Variables can be defined without being declared.

x = 5;

However, regardless where it is defined, in a function or not, it is hoisted to the top of global scope.

function foo(){
    x *= x;
    y = 1 / x;
}
console.log(x); // 25
console.log(y); // 0.04

We defined x in global scope, and can access it from inside the function. We defined y in local scope, but since it is not declared, it is hoisted to the top of global scope, alongside x. This is why we can access both variables from outside of the function.

You will learn that this is not a good practice, but for now in the safe environs of the course IDE we can forego best practices and try it out for as long as it takes to learn it.

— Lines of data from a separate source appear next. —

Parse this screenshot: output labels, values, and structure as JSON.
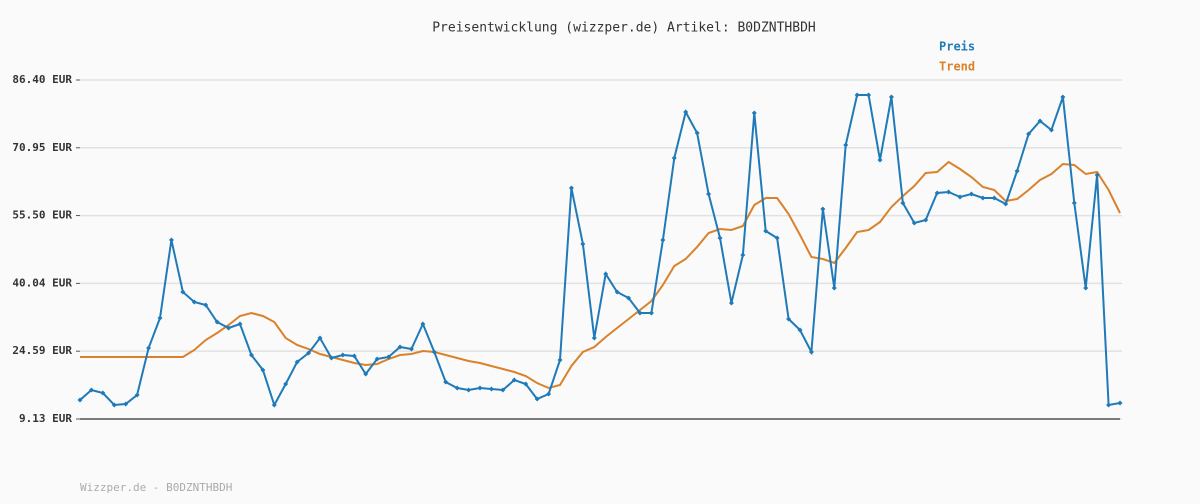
{
  "chart_data": {
    "type": "line",
    "title": "Preisentwicklung (wizzper.de) Artikel: B0DZNTHBDH",
    "footer": "Wizzper.de - B0DZNTHBDH",
    "ylim": [
      9.13,
      86.4
    ],
    "yticks": [
      {
        "value": 9.13,
        "label": "9.13 EUR"
      },
      {
        "value": 24.59,
        "label": "24.59 EUR"
      },
      {
        "value": 40.04,
        "label": "40.04 EUR"
      },
      {
        "value": 55.5,
        "label": "55.50 EUR"
      },
      {
        "value": 70.95,
        "label": "70.95 EUR"
      },
      {
        "value": 86.4,
        "label": "86.40 EUR"
      }
    ],
    "grid": true,
    "legend": "top-right",
    "series": [
      {
        "name": "Preis",
        "color": "#1f7ab8",
        "markers": true,
        "values": [
          13.46,
          15.74,
          15.06,
          12.32,
          12.55,
          14.6,
          25.31,
          32.15,
          49.93,
          38.08,
          35.8,
          35.12,
          31.24,
          29.87,
          30.78,
          23.72,
          20.3,
          12.32,
          17.11,
          22.12,
          24.17,
          27.59,
          23.03,
          23.72,
          23.49,
          19.39,
          22.81,
          23.26,
          25.54,
          25.09,
          30.78,
          24.4,
          17.56,
          16.2,
          15.74,
          16.2,
          15.97,
          15.74,
          18.02,
          17.11,
          13.69,
          14.83,
          22.58,
          61.79,
          49.02,
          27.59,
          42.18,
          38.08,
          36.71,
          33.29,
          33.29,
          49.93,
          68.62,
          79.11,
          74.32,
          60.42,
          50.39,
          35.57,
          46.51,
          78.88,
          51.98,
          50.39,
          31.92,
          29.42,
          24.4,
          57.0,
          38.99,
          71.59,
          82.98,
          82.98,
          68.17,
          82.53,
          58.37,
          53.81,
          54.49,
          60.65,
          60.87,
          59.73,
          60.42,
          59.51,
          59.51,
          58.14,
          65.66,
          74.09,
          77.06,
          75.01,
          82.53,
          58.37,
          38.99,
          64.75,
          12.32,
          12.78
        ]
      },
      {
        "name": "Trend",
        "color": "#d9822b",
        "markers": false,
        "values": [
          23.26,
          23.26,
          23.26,
          23.26,
          23.26,
          23.26,
          23.26,
          23.26,
          23.26,
          23.26,
          24.86,
          27.14,
          28.73,
          30.56,
          32.61,
          33.29,
          32.61,
          31.24,
          27.59,
          26.0,
          25.09,
          23.95,
          23.26,
          22.58,
          21.89,
          21.44,
          21.67,
          22.81,
          23.72,
          23.95,
          24.63,
          24.4,
          23.72,
          23.03,
          22.35,
          21.89,
          21.21,
          20.53,
          19.84,
          18.93,
          17.34,
          16.2,
          16.88,
          21.21,
          24.4,
          25.54,
          27.82,
          29.87,
          31.92,
          33.97,
          36.03,
          39.67,
          44.0,
          45.6,
          48.34,
          51.53,
          52.44,
          52.21,
          53.12,
          57.91,
          59.51,
          59.51,
          55.86,
          51.07,
          46.06,
          45.6,
          44.69,
          48.11,
          51.76,
          52.21,
          54.04,
          57.45,
          59.96,
          62.24,
          65.21,
          65.43,
          67.71,
          66.12,
          64.29,
          62.01,
          61.33,
          58.82,
          59.28,
          61.33,
          63.61,
          64.98,
          67.26,
          67.03,
          64.98,
          65.43,
          61.33,
          56.09
        ]
      }
    ]
  }
}
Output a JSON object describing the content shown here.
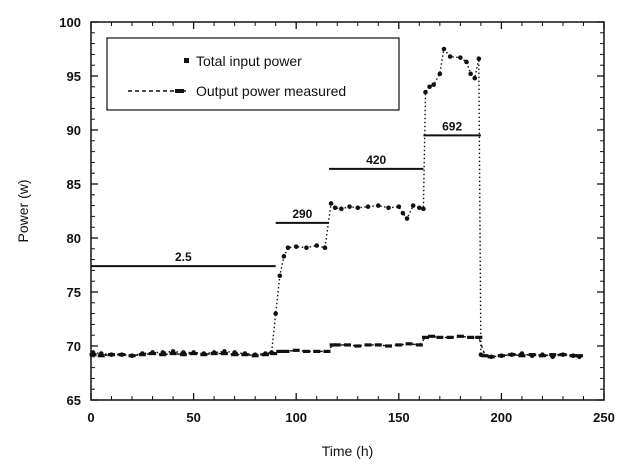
{
  "chart_data": {
    "type": "scatter",
    "xlabel": "Time (h)",
    "ylabel": "Power (w)",
    "xlim": [
      0,
      250
    ],
    "ylim": [
      65,
      100
    ],
    "xticks": [
      0,
      50,
      100,
      150,
      200,
      250
    ],
    "yticks": [
      65,
      70,
      75,
      80,
      85,
      90,
      95,
      100
    ],
    "grid": false,
    "legend_position": "top-left",
    "series": [
      {
        "name": "Total input power",
        "style": "dotted-line-with-dots",
        "x": [
          1,
          5,
          10,
          15,
          20,
          25,
          30,
          35,
          40,
          45,
          50,
          55,
          60,
          65,
          70,
          75,
          80,
          85,
          88,
          90,
          92,
          94,
          96,
          100,
          105,
          110,
          114,
          117,
          119,
          122,
          126,
          130,
          135,
          140,
          145,
          150,
          152,
          154,
          157,
          160,
          162,
          163,
          165,
          167,
          170,
          172,
          175,
          180,
          183,
          185,
          187,
          189,
          190,
          195,
          200,
          205,
          210,
          215,
          220,
          225,
          230,
          235,
          238
        ],
        "y": [
          69.4,
          69.3,
          69.2,
          69.2,
          69.1,
          69.3,
          69.4,
          69.4,
          69.5,
          69.4,
          69.4,
          69.3,
          69.4,
          69.5,
          69.4,
          69.3,
          69.2,
          69.3,
          69.4,
          73,
          76.5,
          78.3,
          79.1,
          79.2,
          79.1,
          79.3,
          79.1,
          83.2,
          82.8,
          82.7,
          82.9,
          82.8,
          82.9,
          83.0,
          82.8,
          82.9,
          82.3,
          81.8,
          83.0,
          82.8,
          82.7,
          93.5,
          94.0,
          94.2,
          95.2,
          97.5,
          96.8,
          96.7,
          96.3,
          95.2,
          94.8,
          96.6,
          69.2,
          69.0,
          69.1,
          69.2,
          69.3,
          69.1,
          69.2,
          69.0,
          69.2,
          69.1,
          69.0
        ]
      },
      {
        "name": "Output power measured",
        "style": "dashed-line-with-dashes",
        "x": [
          1,
          5,
          10,
          15,
          20,
          25,
          30,
          35,
          40,
          45,
          50,
          55,
          60,
          65,
          70,
          75,
          80,
          85,
          89,
          92,
          95,
          100,
          105,
          110,
          115,
          118,
          120,
          125,
          130,
          135,
          140,
          145,
          150,
          155,
          160,
          163,
          166,
          170,
          175,
          180,
          185,
          189,
          192,
          195,
          200,
          205,
          210,
          215,
          220,
          225,
          230,
          235,
          238
        ],
        "y": [
          69.2,
          69.1,
          69.2,
          69.2,
          69.1,
          69.2,
          69.3,
          69.2,
          69.3,
          69.2,
          69.3,
          69.2,
          69.3,
          69.3,
          69.2,
          69.2,
          69.1,
          69.2,
          69.3,
          69.5,
          69.5,
          69.6,
          69.5,
          69.5,
          69.5,
          70.1,
          70.1,
          70.1,
          70.0,
          70.1,
          70.1,
          70.0,
          70.1,
          70.2,
          70.1,
          70.8,
          70.9,
          70.8,
          70.8,
          70.9,
          70.8,
          70.8,
          69.1,
          69.0,
          69.1,
          69.2,
          69.1,
          69.2,
          69.1,
          69.2,
          69.2,
          69.1,
          69.1
        ]
      }
    ],
    "annotations": [
      {
        "text": "2.5",
        "x1": 0,
        "x2": 90,
        "y": 77.4
      },
      {
        "text": "290",
        "x1": 90,
        "x2": 116,
        "y": 81.4
      },
      {
        "text": "420",
        "x1": 116,
        "x2": 162,
        "y": 86.4
      },
      {
        "text": "692",
        "x1": 162,
        "x2": 190,
        "y": 89.5
      }
    ]
  }
}
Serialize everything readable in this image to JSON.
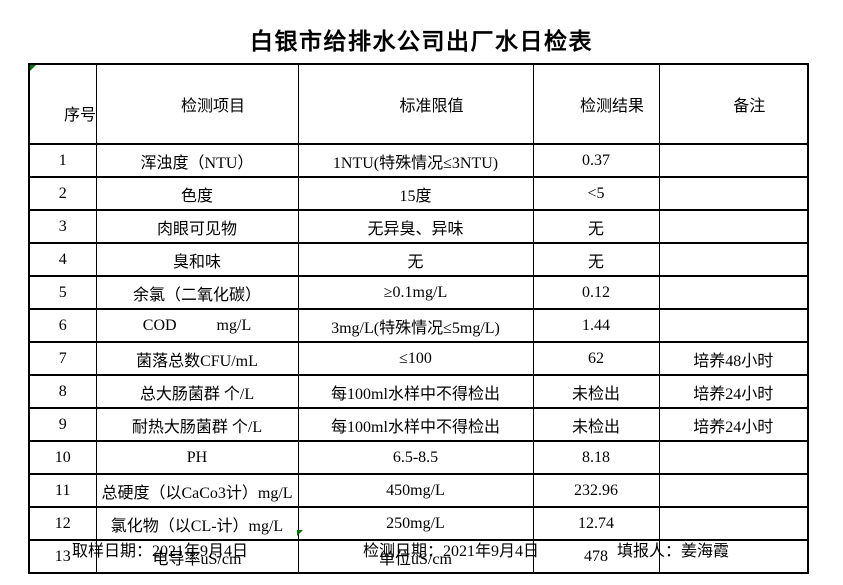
{
  "title": "白银市给排水公司出厂水日检表",
  "table": {
    "headers": [
      "序号",
      "检测项目",
      "标准限值",
      "检测结果",
      "备注"
    ],
    "rows": [
      {
        "no": "1",
        "item": "浑浊度（NTU）",
        "limit": "1NTU(特殊情况≤3NTU)",
        "result": "0.37",
        "note": ""
      },
      {
        "no": "2",
        "item": "色度",
        "limit": "15度",
        "result": "<5",
        "note": ""
      },
      {
        "no": "3",
        "item": "肉眼可见物",
        "limit": "无异臭、异味",
        "result": "无",
        "note": ""
      },
      {
        "no": "4",
        "item": "臭和味",
        "limit": "无",
        "result": "无",
        "note": ""
      },
      {
        "no": "5",
        "item": "余氯（二氧化碳）",
        "limit": "≥0.1mg/L",
        "result": "0.12",
        "note": ""
      },
      {
        "no": "6",
        "item": "COD          mg/L",
        "limit": "3mg/L(特殊情况≤5mg/L)",
        "result": "1.44",
        "note": ""
      },
      {
        "no": "7",
        "item": "菌落总数CFU/mL",
        "limit": "≤100",
        "result": "62",
        "note": "培养48小时"
      },
      {
        "no": "8",
        "item": "总大肠菌群 个/L",
        "limit": "每100ml水样中不得检出",
        "result": "未检出",
        "note": "培养24小时"
      },
      {
        "no": "9",
        "item": "耐热大肠菌群 个/L",
        "limit": "每100ml水样中不得检出",
        "result": "未检出",
        "note": "培养24小时"
      },
      {
        "no": "10",
        "item": "PH",
        "limit": "6.5-8.5",
        "result": "8.18",
        "note": ""
      },
      {
        "no": "11",
        "item": "总硬度（以CaCo3计）mg/L",
        "limit": "450mg/L",
        "result": "232.96",
        "note": ""
      },
      {
        "no": "12",
        "item": "氯化物（以CL-计）mg/L",
        "limit": "250mg/L",
        "result": "12.74",
        "note": ""
      },
      {
        "no": "13",
        "item": "电导率uS/cm",
        "limit": "单位uS/cm",
        "result": "478",
        "note": ""
      }
    ]
  },
  "footer": {
    "sampling_date": "取样日期：2021年9月4日",
    "test_date": "检测日期：2021年9月4日",
    "reporter": "填报人：姜海霞"
  },
  "colors": {
    "border": "#000000",
    "marker_green": "#007500",
    "background": "#ffffff"
  },
  "icons": {
    "excel_error_marker": "green-corner-triangle"
  }
}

Intuitively we both agree. The practice of not declaring variables should not be allowed but JS allows it. Chalk it up to the nature of the language and set your sights on best practices, namely that of declaring variables in the scope where they are needed, and not above. The less we declare in global scope the better it is for all..


#6

I'm sorry I didn't see these responses sooner - for some reason I didn't get notifications after my first reply.

Thank you both for your additional input, I'll definitely be using the sites/pages @leonhard_wettengmx_n suggested and @mtf, that really clears up a lot of stuff I was thinking about, thanks again.

Ultimately I probably just need to get through the simpler exercises until I am comfortable enough with the language to understand more nuanced things.